Kindred Vikings ready for outdoor track and field season after successful indoor start

The Vikings boys have won the last three North Dakota Class B team track and field championships while the girls also look for continued success.

Kindred's Masen Allmaras runs during track practice Tuesday afternoon in Kindred as his Vikings teammates watch on.
Todd Rose | The Forum

KINDRED — After weeks of waiting, the Kindred Vikings were finally able to practice on their track for the first time this season on Tuesday afternoon.

While snow has kept the team off the track and inside the gym or running on roads, the Vikings have already seen success this year on both the girls and boys sides at indoor meets.

Kindred's BriAuna Fenner listens to coach Nate Safe as she practices shot put throws Tuesday afternoon in Kindred.
Todd Rose | The Forum

Despite the strong indoor season, the opportunity to get outside and on the track, especially on a sunny day, brought an extra bit of enthusiasm, said coach Josh Allmaras.

“There’s a tremendous amount of excitement in a normal year when we get to the outdoor season,” Allmaras said. “But this year is going to be all that excitement plus that additional feeling of freedom (after waiting to get outside).”

The boys squad, which has won the last three North Dakota Class B state championships in 2019, 2021 and 2022, with no season in 2020 due to the COVID-19 pandemic, already have two meet wins under their belt this season.


On March 25, the team won the first indoor meet of the season and followed it up on April 1 with another first place team finish.

In those meets, four indoor school records were been broken as Keaton Olson broke both the 1,600 meter (4 minutes, 41.12 seconds) and 3,200 (10:23.46) records. Sophomore Presley Peraza broke the long jump (20 feet, 8.25 inches) and North Dakota State commit Jack Packer broke the shot put record with a throw of 58 feet, 4 inches.
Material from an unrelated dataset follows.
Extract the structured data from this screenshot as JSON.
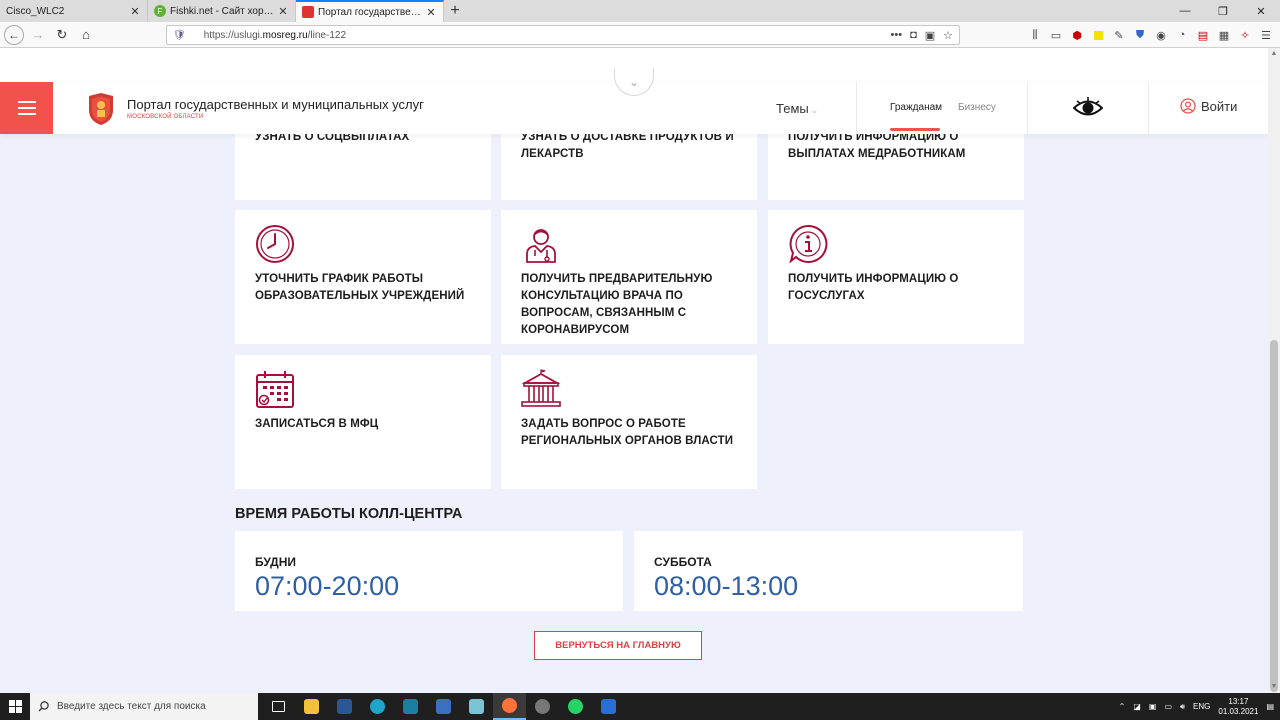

“The team is really well balanced,” said Allmaras of the boys. “We have great distance runners and our throwers are such an impressive group of young men. They’ve been putting up fantastic numbers and throwing big throws. They’re just a lot of fun to be around. Our sprinters and our relays are doing an excellent job, as well.”

Kindred's Andrew Haley readies to release a shot during practice Tuesday afternoon in Kindred.
Todd Rose | The Forum

For the girls program, Allmaras has been pleased with the progress he has seen in just the first two meets of the season and hopes the team can have similar success to last year.

“I’m really excited about the improvements our girls have had,” he said. “We have a great group of girls and there have been some fantastic individual performers. We scored 40 points at our first meet, then answered that the second meet with scoring close to 85 points and we were in the mix.

“I’m excited about our girls’ opportunities. We won the region last year and if they continue to improve and work hard, they’ll have a good opportunity to defend their region championship.”

Like the boys, the girls athletes have broken several indoor school records.

Kindred sophomore Elsa Ingebrigtson practices hurdles Tuesday afternoon in Kindred as her teammates look on.
Todd Rose | The Forum

Sophomore Elsa Ingebrigtson broke her own 60-meter hurdle record with a time of 9.79, she also holds the Vikings’ 55-meter hurdle record, which she set as a freshman.


The 60-meter dash school record was broken by Peyton Gette with a time of 8.33 while Greta McKenney set a new pole vault record at 8 feet, 3 inches after she and teammate Ali Henke tied the previous record of 7 feet, 3 inches in the opening meet of the year.

Prior to getting outside, the Vikings had to get a little creative with how they practiced, Allmaras said.

“Both our boys and our girls teams have been working really hard. We spend a lot of time in the weight room and our weight room numbers have been fantastic,” he said. “We’ve had to be creative with the use of spaces… they’ve really handled all the creativity that we’ve thrown at them in an excellent manner.”

Included in that creativity was new equipment for jumpers that allowed them to prepare for their events in the gym.

Unable to practice outside, Kindred pole vaulters have been training indoors. Pole vaulter Wyatt Briscoe and coach Matt Myers run through a drill that focuses on proper form Tuesday afternoon in Kindred.
Todd Rose | The Forum

“We have some blowup high jump and long jump pits that we got this year and we’ve utilized those quite a bit,” Allmaras said. “Instead of getting out high jump mats, we can inflate these and deflate them and that’s what we’re using to do all of our high jump, long jump and triple jump work.”

With the variable weather and waiting to get outside, the message from Allmaras to the Vikings has been the same all year.

“Work hard every day, have a good mindset and control the things you can control,” he said. "And we’ll see where that gets us at the end of the year.”